Gaya Quang pada orang Hoi An
Secara historis, meskipun telah lama menggunakan aksara Han dalam dokumen administratif dan sejarah (prasasti, doa, dokumen ibadah, perayaan, dll.), masyarakat Hoi An masih mempertahankan "logat Quang" dalam tutur kata mereka selama berabad-abad. Saat ini, bahkan komunitas Tionghoa, kecuali untuk hari raya, jarang menggunakan aksara Han dalam komunikasi.
Orang Hoi An memiliki kualitas "argumentatif" atau debat sosial yang terkadang "lebih kuat" daripada beberapa daerah "kampung halaman" Quang lainnya.
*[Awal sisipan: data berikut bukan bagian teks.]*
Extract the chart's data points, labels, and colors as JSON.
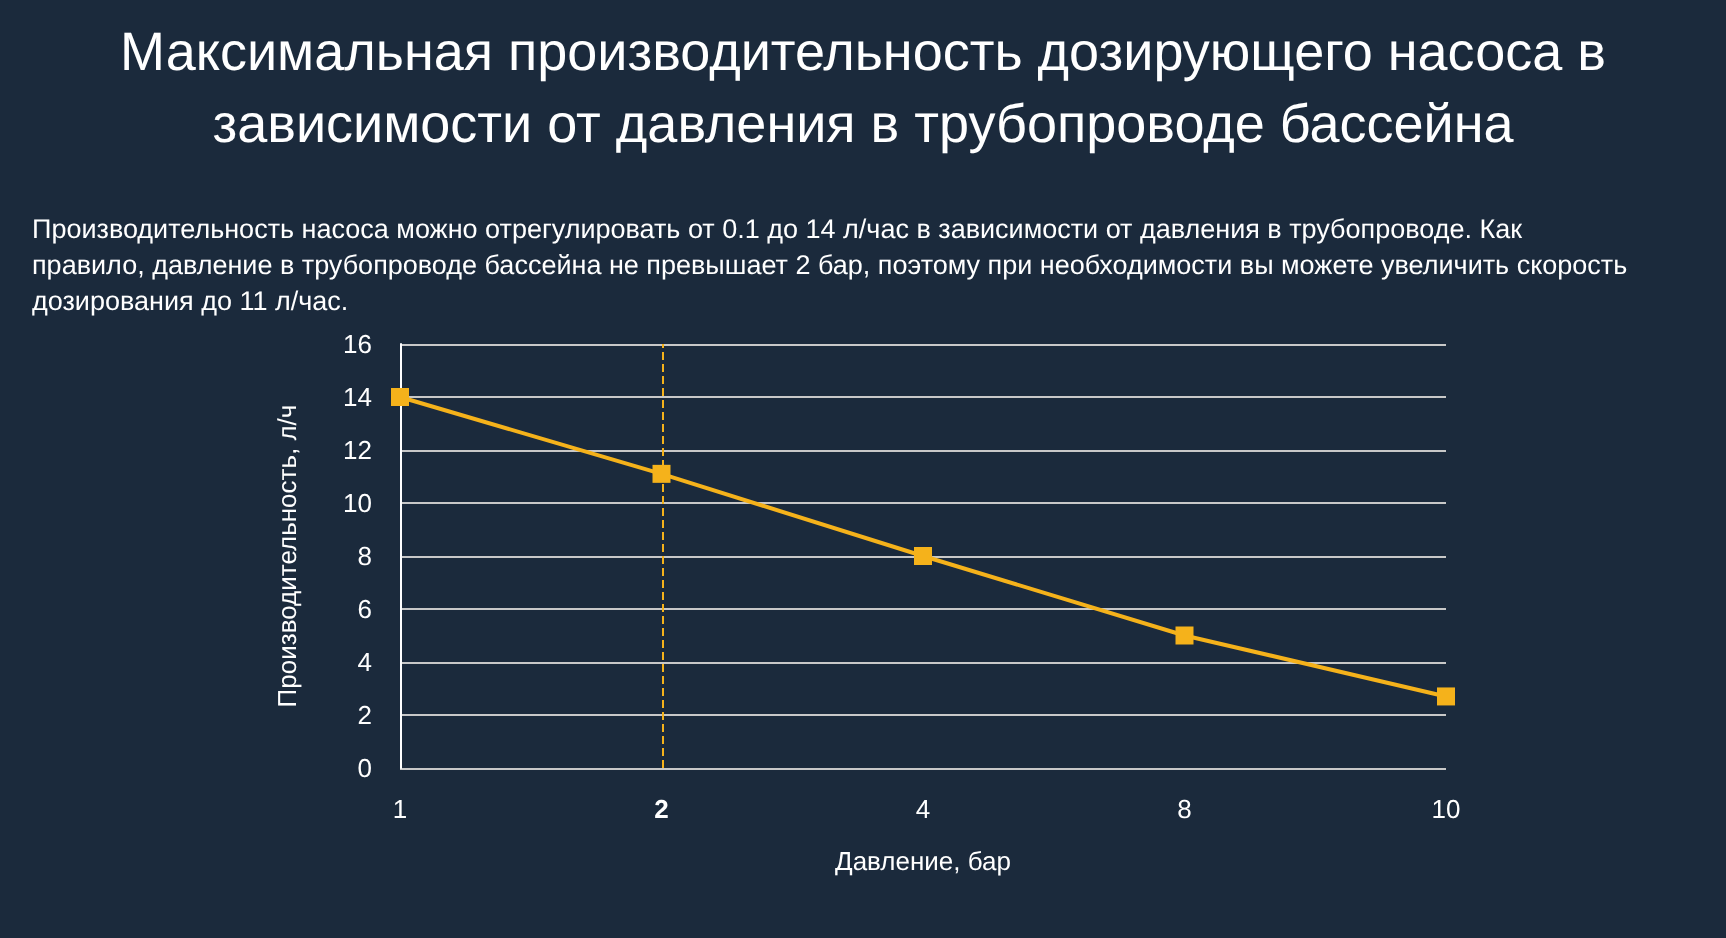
{
  "chart_data": {
    "type": "line",
    "title": "Максимальная производительность дозирующего насоса в зависимости от давления в трубопроводе бассейна",
    "subtitle": "Производительность насоса можно отрегулировать от 0.1 до 14 л/час в зависимости от давления в трубопроводе. Как правило, давление в трубопроводе бассейна не превышает 2 бар, поэтому при необходимости вы можете увеличить скорость дозирования до 11 л/час.",
    "xlabel": "Давление, бар",
    "ylabel": "Производительность, л/ч",
    "categories": [
      "1",
      "2",
      "4",
      "8",
      "10"
    ],
    "series": [
      {
        "color": "#f5b21b",
        "values": [
          14,
          11.1,
          8,
          5,
          2.7
        ]
      }
    ],
    "ylim": [
      0,
      16
    ],
    "yticks": [
      0,
      2,
      4,
      6,
      8,
      10,
      12,
      14,
      16
    ],
    "ref_lines": [
      {
        "axis": "x",
        "value": "2",
        "color": "#f5b21b",
        "line_style": "dashed"
      }
    ],
    "grid": "y",
    "marker": "square",
    "line_style": "solid"
  }
}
Hal ini mungkin disebabkan oleh proses pertukaran budaya yang langsung dan ekstensif dengan penduduk dari budaya lain - sehingga faktor "terbuka dan alami" lebih dominan.
Pada awal abad ke-17, pendeta Italia Cristoforo Borri (1583-1632) dalam karyanya "The Land of Dang Trong" berkomentar: dalam hal karakter, "mereka lebih lembut dan lebih sopan dalam percakapan daripada orang Timur lainnya... Singkatnya, mereka sangat ramah, sopan dan ramah terhadap kita..." dan "mereka menghormati seni bela diri dan sastra tergantung pada kesempatan".
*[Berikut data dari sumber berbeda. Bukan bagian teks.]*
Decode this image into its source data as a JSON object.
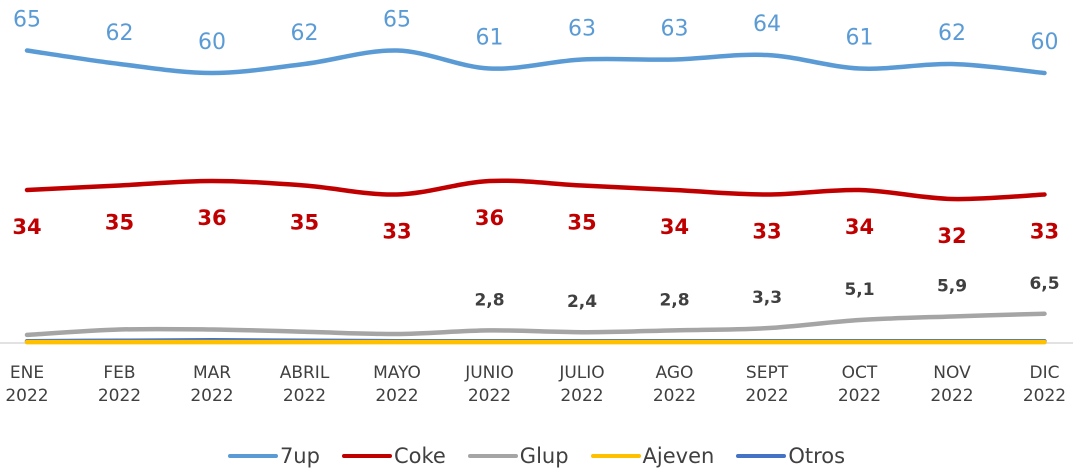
{
  "chart_data": {
    "type": "line",
    "categories": [
      "ENE\n2022",
      "FEB\n2022",
      "MAR\n2022",
      "ABRIL\n2022",
      "MAYO\n2022",
      "JUNIO\n2022",
      "JULIO\n2022",
      "AGO\n2022",
      "SEPT\n2022",
      "OCT\n2022",
      "NOV\n2022",
      "DIC\n2022"
    ],
    "series": [
      {
        "name": "7up",
        "color": "#5b9bd5",
        "values": [
          65,
          62,
          60,
          62,
          65,
          61,
          63,
          63,
          64,
          61,
          62,
          60
        ]
      },
      {
        "name": "Coke",
        "color": "#c00000",
        "values": [
          34,
          35,
          36,
          35,
          33,
          36,
          35,
          34,
          33,
          34,
          32,
          33
        ]
      },
      {
        "name": "Glup",
        "color": "#a5a5a5",
        "values": [
          1.8,
          3.0,
          3.0,
          2.5,
          2.0,
          2.8,
          2.4,
          2.8,
          3.3,
          5.1,
          5.9,
          6.5
        ],
        "value_labels": [
          null,
          null,
          null,
          null,
          null,
          "2,8",
          "2,4",
          "2,8",
          "3,3",
          "5,1",
          "5,9",
          "6,5"
        ]
      },
      {
        "name": "Ajeven",
        "color": "#ffc000",
        "values": [
          0.2,
          0.2,
          0.2,
          0.2,
          0.2,
          0.2,
          0.2,
          0.2,
          0.2,
          0.2,
          0.2,
          0.2
        ]
      },
      {
        "name": "Otros",
        "color": "#4472c4",
        "values": [
          0.4,
          0.5,
          0.6,
          0.5,
          0.4,
          0.4,
          0.4,
          0.4,
          0.4,
          0.4,
          0.4,
          0.4
        ]
      }
    ],
    "ylim": [
      0,
      72
    ]
  }
}
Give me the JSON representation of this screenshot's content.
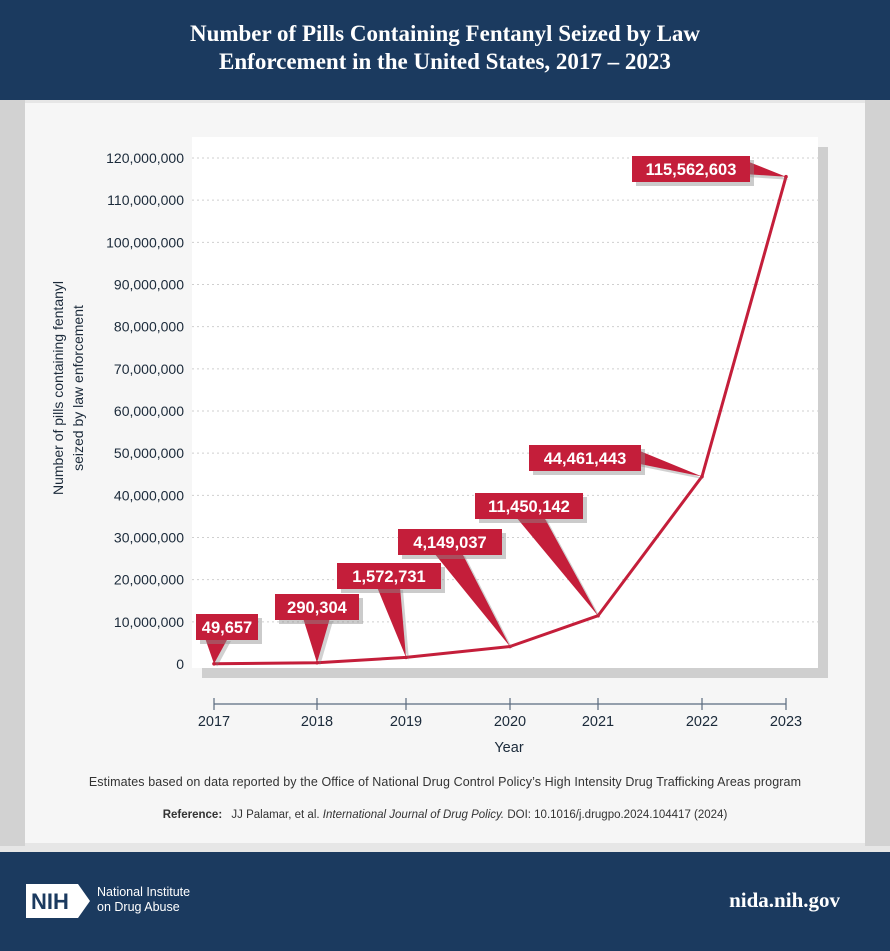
{
  "header": {
    "title": "Number of Pills Containing Fentanyl Seized by Law\nEnforcement in the United States, 2017 – 2023"
  },
  "chart_data": {
    "type": "line",
    "title": "Number of Pills Containing Fentanyl Seized by Law Enforcement in the United States, 2017 – 2023",
    "xlabel": "Year",
    "ylabel": "Number of pills containing fentanyl seized by law enforcement",
    "ylabel_lines": [
      "Number of pills containing fentanyl",
      "seized by law enforcement"
    ],
    "x": [
      "2017",
      "2018",
      "2019",
      "2020",
      "2021",
      "2022",
      "2023"
    ],
    "values": [
      49657,
      290304,
      1572731,
      4149037,
      11450142,
      44461443,
      115562603
    ],
    "data_labels": [
      "49,657",
      "290,304",
      "1,572,731",
      "4,149,037",
      "11,450,142",
      "44,461,443",
      "115,562,603"
    ],
    "ylim": [
      0,
      120000000
    ],
    "yticks": [
      0,
      10000000,
      20000000,
      30000000,
      40000000,
      50000000,
      60000000,
      70000000,
      80000000,
      90000000,
      100000000,
      110000000,
      120000000
    ],
    "ytick_labels": [
      "0",
      "10,000,000",
      "20,000,000",
      "30,000,000",
      "40,000,000",
      "50,000,000",
      "60,000,000",
      "70,000,000",
      "80,000,000",
      "90,000,000",
      "100,000,000",
      "110,000,000",
      "120,000,000"
    ],
    "grid": true,
    "line_color": "#c41e3a"
  },
  "footnote": "Estimates based on data reported by the Office of National Drug Control Policy’s High Intensity Drug Trafficking Areas program",
  "reference": {
    "label": "Reference:",
    "authors": "JJ Palamar, et al.",
    "journal": "International Journal of Drug Policy.",
    "doi": "DOI: 10.1016/j.drugpo.2024.104417 (2024)"
  },
  "footer": {
    "logo_text": "NIH",
    "org_name": "National Institute\non Drug Abuse",
    "site": "nida.nih.gov"
  },
  "colors": {
    "navy": "#1b3a5f",
    "accent_red": "#c41e3a"
  }
}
Masyarakat Hoi An, dengan sifat "dinamis" dan terbuka khas masyarakat "kota pelabuhan", berkat kontak awal dengan Timur dan Barat, bangga memiliki banyak seniman yang memelopori musik modern seperti La Hoi dengan lagu "Spring and Youth"; saudara-saudara dari kelompok "Tu Luc Van Doan" (aslinya dari Hoi An) dalam sastra sebelum tahun 1945...
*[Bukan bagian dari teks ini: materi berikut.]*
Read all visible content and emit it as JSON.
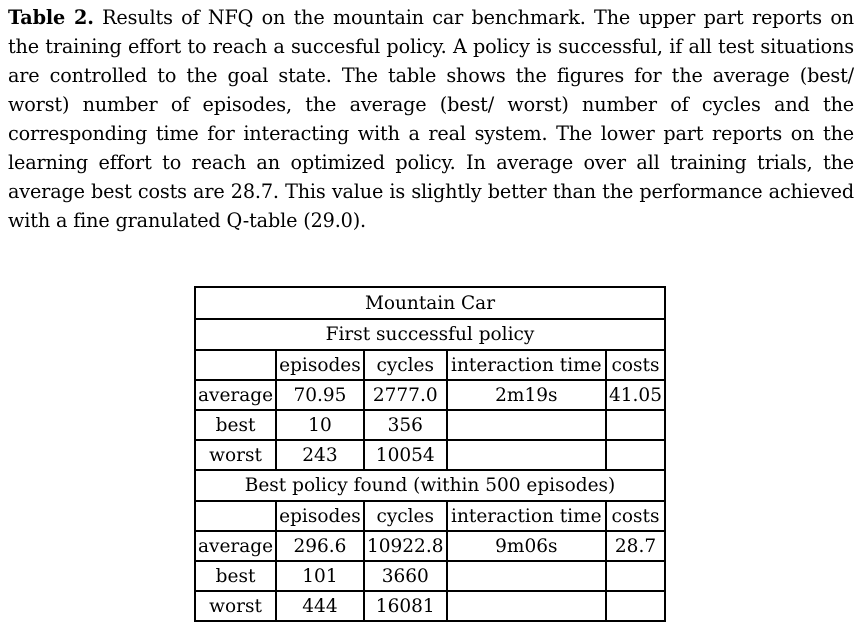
{
  "caption": {
    "label": "Table 2.",
    "text": " Results of NFQ on the mountain car benchmark. The upper part reports on the training effort to reach a succesful policy. A policy is successful, if all test situations are controlled to the goal state. The table shows the figures for the average (best/ worst) number of episodes, the average (best/ worst) number of cycles and the corresponding time for interacting with a real system. The lower part reports on the learning effort to reach an optimized policy. In average over all training trials, the average best costs are 28.7. This value is slightly better than the performance achieved with a fine granulated Q-table (29.0)."
  },
  "table": {
    "title": "Mountain Car",
    "sections": [
      {
        "title": "First successful policy",
        "headers": [
          "",
          "episodes",
          "cycles",
          "interaction time",
          "costs"
        ],
        "rows": [
          {
            "label": "average",
            "episodes": "70.95",
            "cycles": "2777.0",
            "time": "2m19s",
            "costs": "41.05"
          },
          {
            "label": "best",
            "episodes": "10",
            "cycles": "356",
            "time": "",
            "costs": ""
          },
          {
            "label": "worst",
            "episodes": "243",
            "cycles": "10054",
            "time": "",
            "costs": ""
          }
        ]
      },
      {
        "title": "Best policy found (within 500 episodes)",
        "headers": [
          "",
          "episodes",
          "cycles",
          "interaction time",
          "costs"
        ],
        "rows": [
          {
            "label": "average",
            "episodes": "296.6",
            "cycles": "10922.8",
            "time": "9m06s",
            "costs": "28.7"
          },
          {
            "label": "best",
            "episodes": "101",
            "cycles": "3660",
            "time": "",
            "costs": ""
          },
          {
            "label": "worst",
            "episodes": "444",
            "cycles": "16081",
            "time": "",
            "costs": ""
          }
        ]
      }
    ]
  }
}
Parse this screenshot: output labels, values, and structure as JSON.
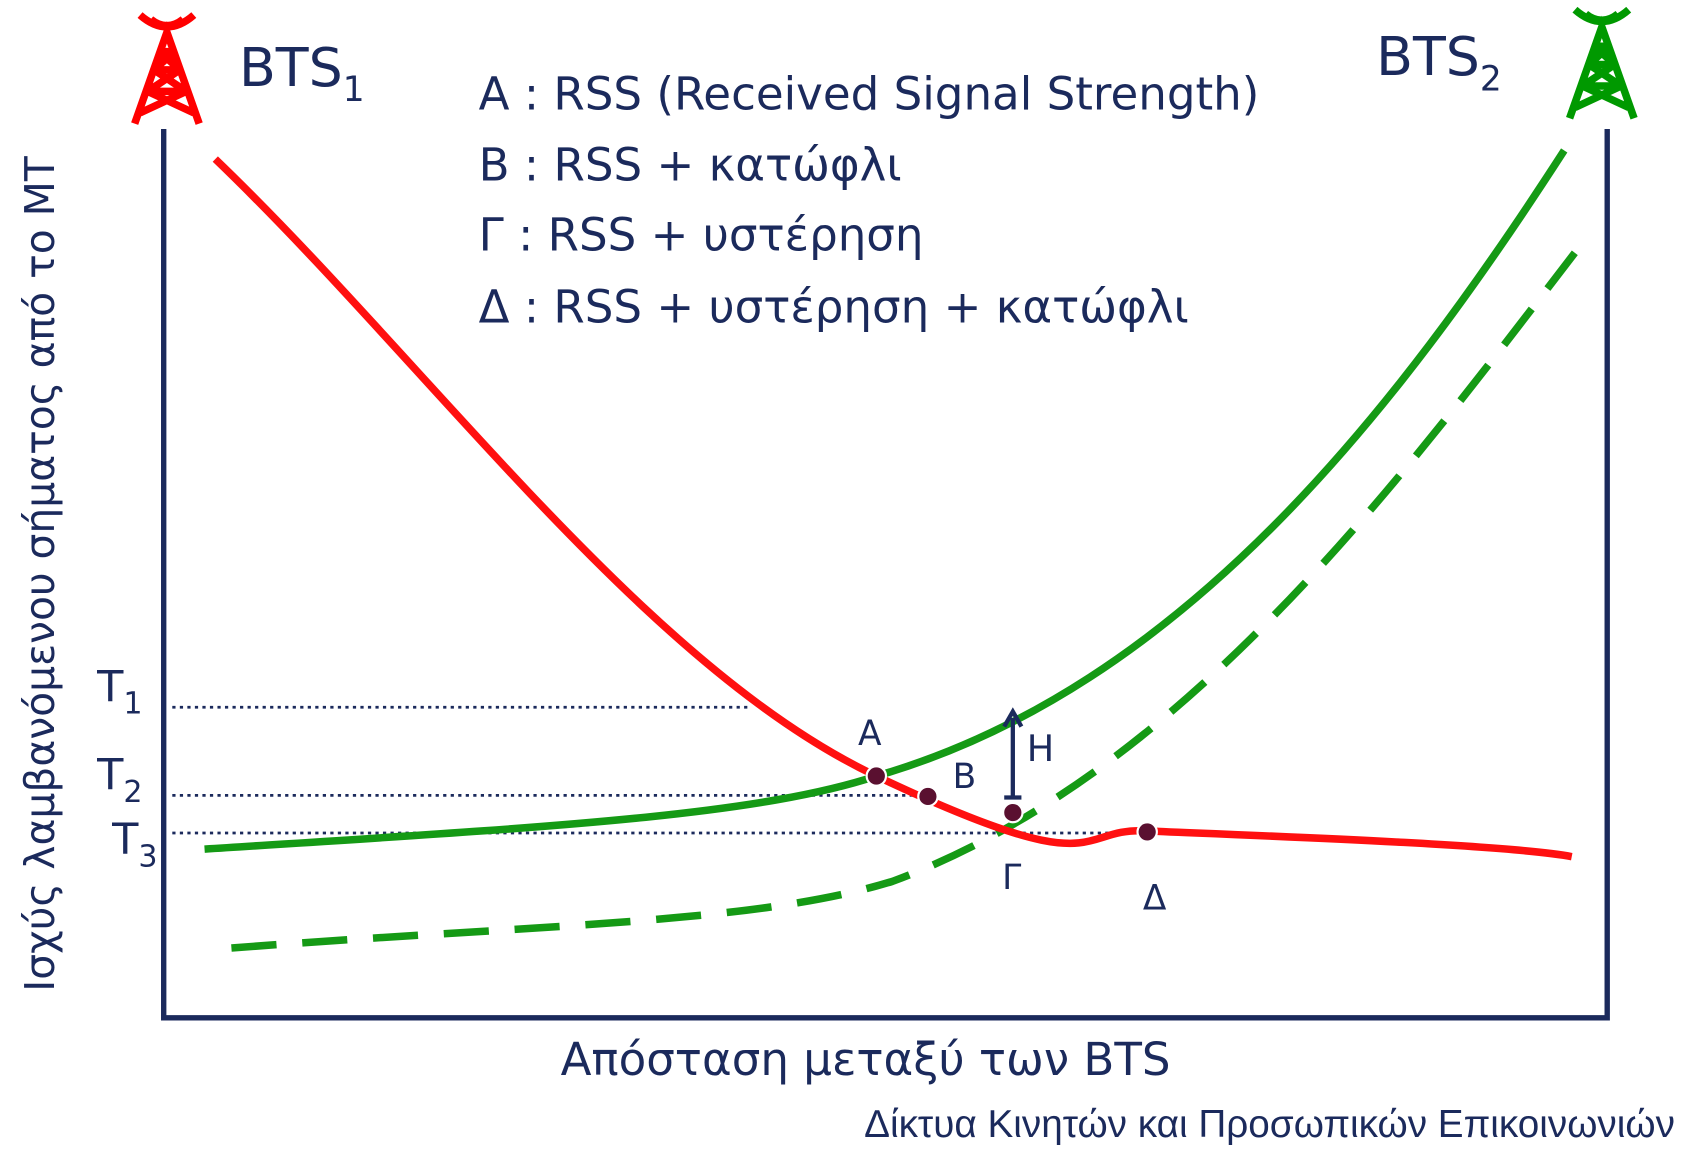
{
  "towers": [
    {
      "name": "BTS",
      "sub": "1"
    },
    {
      "name": "BTS",
      "sub": "2"
    }
  ],
  "legend": [
    "A : RSS (Received Signal Strength)",
    "B : RSS + κατώφλι",
    "Γ : RSS + υστέρηση",
    "Δ : RSS + υστέρηση + κατώφλι"
  ],
  "thresholds": [
    {
      "name": "T",
      "sub": "1"
    },
    {
      "name": "T",
      "sub": "2"
    },
    {
      "name": "T",
      "sub": "3"
    }
  ],
  "points": [
    "A",
    "B",
    "Γ",
    "Δ"
  ],
  "hysteresis_label": "H",
  "y_axis_label": "Ισχύς λαμβανόμενου σήματος από το MT",
  "x_axis_label": "Απόσταση μεταξύ των BTS",
  "footer": "Δίκτυα Κινητών και Προσωπικών Επικοινωνιών"
}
Proses pertukaran budaya yang dinamis ini juga memiliki dampak negatif yang "tersembunyi" - sebagaimana dikatakan oleh penulis Nguyen Ngoc. Masyarakat Hoi An "sadar akan tingkat" untuk mempertahankan identitas budaya "moderat"/netral mereka - sehingga di sisi lain - mereka, karena terlalu moderat, takut akan risiko dan kekurangan - seperti dalam bisnis ekonomi , mereka takut "berbisnis besar", berbisnis "di tempat terbuka", dan tidak berani "melaut", sehingga lambat laun terjerumus ke dalam sifat "konservatif".
Beberapa peneliti berpendapat bahwa masyarakat Hoi An cenderung berperilaku "sentimental", bahwa "seratus alasan tidak sepadan dengan sedikit sentimen". Hidup dengan cara sentimental yang melekat pada komunitas yang telah hidup bersama terlalu lama, menciptakan kelesuan dalam mempromosikan dan mengembangkan nilai-nilai budaya tradisional.
Menghadapi perubahan perilaku tradisional, masyarakat Hoi An masih mewarisi perilaku dinamis, terbuka, ramah, serta berani berpikir, berbicara, dan bertindak khas masyarakat Quang Nam. Namun, "kesadaran akan level" di sisi lain memberi mereka kesadaran baru—kesadaran akan "perubahan yang tepat". Mungkin itulah alasan mengapa Hoi An mempertahankan dan mengembangkan produk wisata dari kerajinan tangan dan seni rakyat, sekaligus menjadi kota kreatif dunia.